1919 – Conhece Julie Wohryzek na pensão Stüdl, em Schelesen, e vive mais uma
de suas várias relações. Em abril, volta a Praga. Noiva com Julie Wohryzek,
apesar de não alcançar a aprovação do pai. É publicada a novela Na colônia penal. Escreve a Carta ao pai e enfim estabelece, de maneira
concreta, os problemas de relação entre ele e seu pai, indiciados em toda a sua
obra ficcional. Depois de curta temporada em Schelesen, onde desta vez conhece
Minze Eisner, volta a Praga em dezembro.
1920 – É promovido a secretário da Companhia de Seguros e seu salário é
aumentado. Troca intensa de cartas com sua tradutora para o tcheco, Milena
Jesenská. Viaja a Viena, onde Milena reside, e passa quatro dias com ela.
Escreve várias narrativas curtas. Termina o noivado com Julie Wohryzek. Escreve
um esboço para O castelo (Das
Schloss). Em dezembro, volta
ao sanatório em Matliary (Alto Tatra, nos montes Cárpatos).
1921 – Continua em Matliary. Faz amizade com Robert Klopstock.
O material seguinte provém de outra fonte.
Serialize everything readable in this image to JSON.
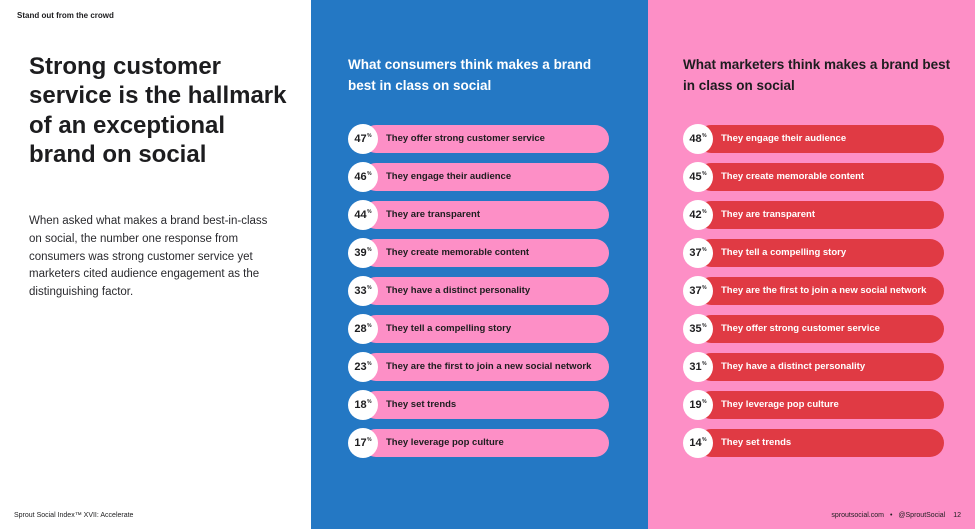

No outono,
volta a Praga. Entrega todos os seus diários a Milena.
1922 – Começa a escrever O
castelo, a mais extensa e mais ambiciosa de suas obras. É promovido a
secretário-geral da Companhia de Seguros. Escreve Um artista da fome (Ein
Hungerkünstler). Aposenta-se devido à doença. Passa alguns meses com Ottla,
sua irmã, numa residência de verão em Planá. Kafka avisa a Max Brod que depois
de sua morte ele deve destruir todas as suas obras.
1923 – Volta a estudar hebraico. Faz planos de mudar-se para a Palestina.
Conhece Dora Diamant. Torna a passar dois meses com sua irmã Ottla em
Schelesen. Em final de setembro, muda-se para Berlim, onde vive com Dora
Diamant. Escreve A construção
(Der Bau).
1924 – Em
março, volta a Praga. Escreve sua última narrativa curta, Josephine, a cantora (Josephine,
die Sängerin). O pai de Dora Diamant não concorda com um noivado entre a
filha e o escritor. A partir de abril, vive com Dora e Robert Klopstock no
sanatório Hoffmann, em Kierling, onde Kafka vem a falecer no dia 3 de junho. É
enterrado em Praga. No verão, é publicado o volume Um artista da fome.